Selective Memories: "Eternal Sunshine of the Spotless Mind"
The ability to discriminate and dump memories from our mind is inviting. Who wouldn’t chance the opportunity to erase thoughts that (re)appear more often than we like, more often than we can bear?
In “Eternal Sunshine of the Spotless Mind,” we follow a relationship through all its phases. We follow Joel (Jim Carrey), a creative but withdrawn man who yearns for love, expecting it to raise his life beyond its current nothingness — yet he’s too reserved to take any chances. Be it coincidence or not, he finds love during a chance trip to Montauk where he meets the beautifully aggressive Clementine (Kate Winslet).

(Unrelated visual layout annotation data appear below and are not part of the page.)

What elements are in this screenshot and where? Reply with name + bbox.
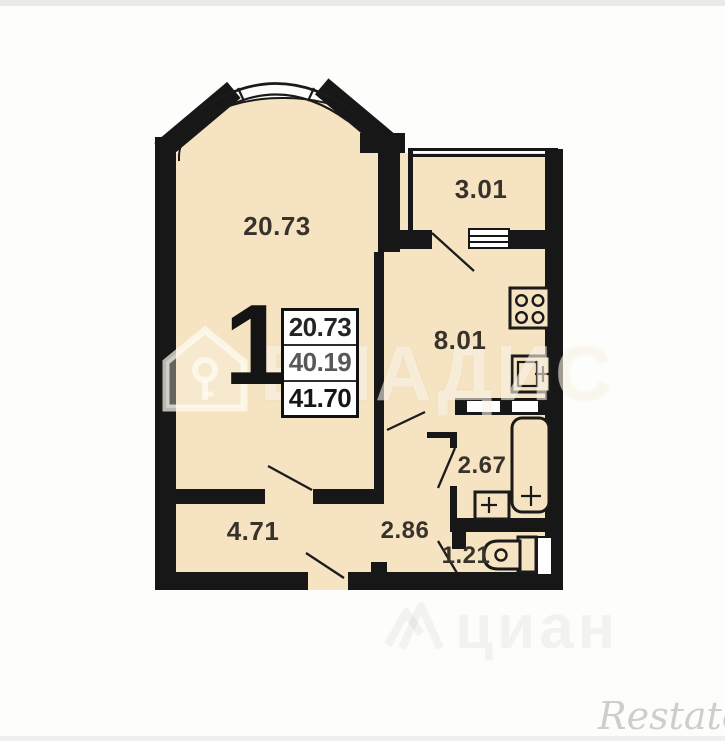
floor-plan-image: ВЛАДИС циан Restate 1 20.73 40.19 41.70 … xyxy=(0,0,725,741)
livingroom-door-swing xyxy=(268,466,312,490)
room-area-label-balcony: 3.01 xyxy=(441,174,521,205)
stove-icon xyxy=(510,288,549,328)
living-area-value: 20.73 xyxy=(284,311,356,346)
room-area-label-bathroom: 2.67 xyxy=(442,452,522,480)
watermark-restate: Restate xyxy=(598,694,725,738)
bay-window-arc xyxy=(196,84,356,122)
watermark-cian: циан xyxy=(455,592,619,663)
entry-door-swing xyxy=(306,553,344,578)
unit-number: 1 xyxy=(224,294,287,398)
area-summary-box: 20.73 40.19 41.70 xyxy=(281,308,359,418)
cian-logo-icon xyxy=(388,606,440,648)
room-area-label-corridor: 2.86 xyxy=(365,517,445,545)
bath-sink-icon xyxy=(475,492,509,519)
total-area-value: 41.70 xyxy=(284,382,356,415)
room-area-label-living: 20.73 xyxy=(227,211,327,242)
room-area-label-wc: 1.21 xyxy=(426,542,506,570)
balcony-door-swing xyxy=(432,233,474,271)
room-area-label-hallway: 4.71 xyxy=(213,516,293,547)
room-area-label-kitchen: 8.01 xyxy=(420,325,500,356)
usable-area-value: 40.19 xyxy=(284,346,356,381)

Clementine’s a firecracker — a risk-taking free spirit with a wide spectrum of hair colors to reflect her current mood(s). One moment she’s ‘Blue Ruin,’ the blue-haired wandering soul that bullies her way into Joel’s life; next she’s ‘Agent Orange,’ the tangerine temptress who’s already captured Joel’s heart.
We watch Joel and Clementine fall in and out of love, out of order, and witness their ever-changing behavior towards each other over time. Their final falling-out prompts Clementine to seek an alternative to ‘moving on:’ a strange medical procedure that will eliminate Joel from her memory.
Lacuna Inc., the company that deals in the elimination of malignant memories, is busy, busier than usual due to Valentine’s Day. We can assume that souls full of longing want to long no more, and the holiday’s reminder is the straw that broke the camel’s back, the nerve that snaps the synapse.
When Joel enters Lacuna’s cluttered offices, skeptical and intrigued about their services, he’s fully aware of his erasure from Clem’s memory; Lacuna’s architect, Dr. Howard (Tom Wilkinson) offers his sincere condolences and makes Joel’s case a priority. In a rash moment of vengeance, Joel decides to get the procedure himself, to dispose of his bitterness and obliterate Clementine from his brain.
But what if, mid-surgery, you realize it’s a mistake? Can your subconscious right the wrongdoing?
Masterfully directed by Michel Gondry, “Eternal Sunshine of the Spotless Mind” takes control of our left and right-brains, scrambles their recognition and projects them out of order. We see both relationships with ourselves and those who we love(d) with the kind of clarity only hindsight can offer.
The surreal, fractured storyline is owed to Charlie Kaufman, who is no stranger to cerebral dramadies; he also wrote “Being John Malkovich.” Sunshine’s script, like Kaufman himself, is full of self-involved character sketches; the finer details are left for Gondry, who’s imaginative spirt cannot contain itself.
As Joel and Clementine race down the rabbit-hole of Joel’s subconscious to escape deletion, a visual odyssey of the mind unfolds, internal worlds collapsing and mental blocks breaking free, gleefully disjointed. Here we see our protagonists’ (buried) personalities in outrageous scenes most directors would fear to attempt, especially without the help of digital effects. It’s a marvel of construction and editing.
“Eternal Sunshine” features one of the finest roles from Jim Carrey’s more serious phase. The typically hyperactive comedic actor is more restrained here than anytime beforehand (legend has it that Gondry would film scenes with Carrey without the actor being aware of it). And Winslet, always the enchanting dame of period pieces, turns in an exceptional performance, one she still considers a favorite.
Watching Joel and Clem is like watching our friends embroiled in the dramatics of love. If they make the choice to start over (again?), we hope they’ll stop hurling themselves into the same problems. We hope they’ll give up the jealousies, hang-ups and infatuations of their past, decayed and incapable of changing. We hope they’ll truly start anew, and spend the rest of their lives putting the pieces together, together.